Sunday 24 July 2016

Daylight Robbery


The term "daylight robbery" isn't actually used to describe actual robberies - whatever time of day they might take place. It is a figurative phrase that associates an instance of unfair trading with actual robbery. Not just any old robbery, but one so unashamed and obvious that it is committed in broad daylight.It is thought to have originated from the window tax as it was described by some as a "tax on light". 
The Window Tax was introduced in 1696, during the reign of William III, when Britain was burdened with expenses from The Glorious Revolution of 1688 and the costs of re-coinage necessitated by the "miserable state" of existing coins, which had been reduced by clipping small portions of the high grade silver coins. It was levied at two shilling on properties with up to ten windows, rising to four shillings for houses with between ten and twenty windows. It was extremely unpopular and to avoid paying the tax some houses from the period can be seen to have windows bricked-up.
The Window tax was abolished in England and Wales on this day 24th July 1851. But "daylight robbery continued . The capitalism of the 18th and 19th century was built on the piracy and slavery of the 16th and 17th. Millions of pounds of gold, silver and spices plundered from the "New World" financed the basis of the banking and trade system. One of the first commodities to be traded was human beings. Slavery played a vital in the early years of capitalism. Many English titled families of today owe their knighthoods and dukedoms to this sordid trade.
And some will argue that  the current day-to-day running of the system is daylight robbery. A worker's wages only represent a fraction of the value of his/her labour. The rest flows into the boss's pocket. This was what Proudhon meant by the oft quoted "property is theft", and the system continues to be run to ensure that we slave our lives away so that the rich can get richer in what amounts to daily robbery. Then there is the case of Sir Phillip Green  who shamelessly indulged in all forms of perfectly legal daylight robbery, Phillip Green bought BHS for £200m in 2000. When he bought it, the BHS pension fund had a surplus of £5m, rising to £12m in 2001. Now the same pension fund is suffering a black hole of £571m, and BHS as a whole owes debts of £1.3billion.
Green used its initial success to finance his takeover of the Arcadia group (which includes Top Shop) in 2002. He then proceeded to essentially rob it of a fortune, using BHS assets to back loans for other businesses in his Arcadia empire; handing out £422m in dividends (mostly to himself) over two years; above all, dodging Corporation Tax by gifting his Monaco-based wife, Tina, a mind-boggling £1.2billion in 2005. All this helped Philip and Tina amass a personal fortune currently standing at £3.22billion.
Having used and abused it for his own bounty hunt, Green then dumped the ailing BHS (and its pension fund) on a three-times bankrupt, Dominic Chappell, whose Retail Acquisitions Ltd had barely been heard of previously - for a derisory £1, in March 2015. 11,000 workers were left abandoned facing an uncertain future , facing the job centre but for their former boss Green just another day in paradise. From the lofty sundeck on his latest plaything, Sir Philip, dubbed Philip Greed,  can be found surveying the new £100million jewel in his fleet of three superyachts.
He flew into Malta the other day by private jet to join his tax exile wife Lady Tina on board.

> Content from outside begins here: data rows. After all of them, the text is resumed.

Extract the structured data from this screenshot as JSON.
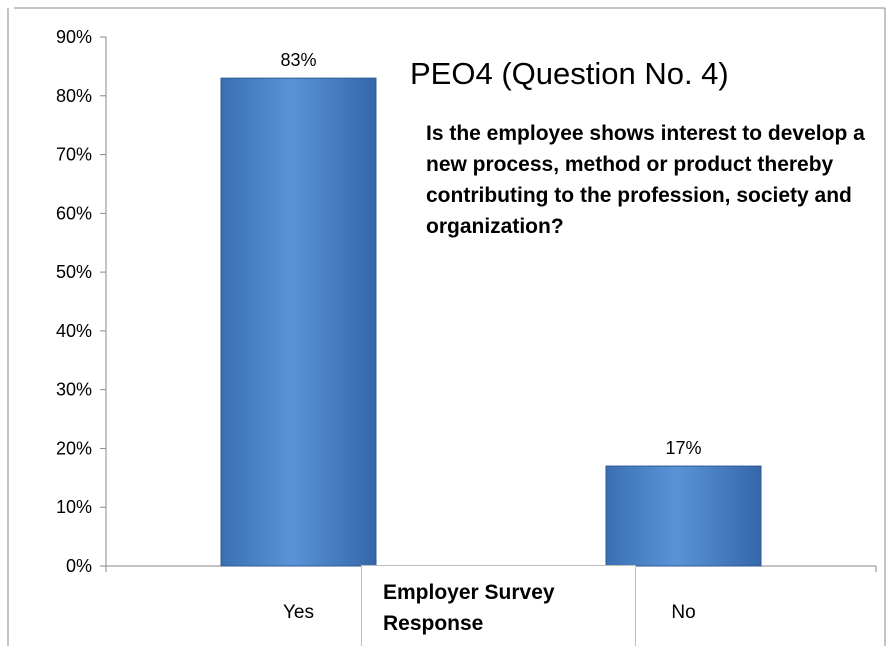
{
  "chart_data": {
    "type": "bar",
    "title": "PEO4 (Question No. 4)",
    "subtitle": "Is the employee shows interest to develop a new process, method or product thereby contributing to the profession, society and organization?",
    "xlabel": "Employer Survey Response",
    "ylabel": "",
    "categories": [
      "Yes",
      "No"
    ],
    "values": [
      83,
      17
    ],
    "data_labels": [
      "83%",
      "17%"
    ],
    "ylim": [
      0,
      90
    ],
    "yticks": [
      0,
      10,
      20,
      30,
      40,
      50,
      60,
      70,
      80,
      90
    ],
    "ytick_labels": [
      "0%",
      "10%",
      "20%",
      "30%",
      "40%",
      "50%",
      "60%",
      "70%",
      "80%",
      "90%"
    ],
    "grid": false,
    "legend": "none",
    "bar_color": "#4f81bd"
  }
}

I guess we should continue to stand guard against daylight Robbery that takes place before our eyes, the wrecking ball of capitalism that is effecting peoples lives..
But the problem is that we live in a society where capitalism itself has become rampantly feral. Feral politicians who cheat on their expenses, feral bankers who plunder the public purse for all its worth, CEOs, hedge fund operators and private equity geniuses who loot the world of wealth, telephone and credit card companies load mysterious charges on everyone’s bills, shopkeepers who price gouge, and, at the drop of a hat swindlers and scam artists who get to practice three-card monte right up into the highest echelons of the corporate and political world.
A political economy of mass dispossession, of predatory practices to the point of daylight robbery, particularly of the poor and the vulnerable, the unsophisticated and the legally unprotected, has become the order of the day. I strongly recommend Naomi Klein's book The shock doctrine : The rise of disaster capitalism which explores the complexities of capitalism and the effects of it's daylight robbery much better than I ever could. On that note, after seriously depressing myelf, I'm off  for a smoke, and to catch the evening light. Good evening.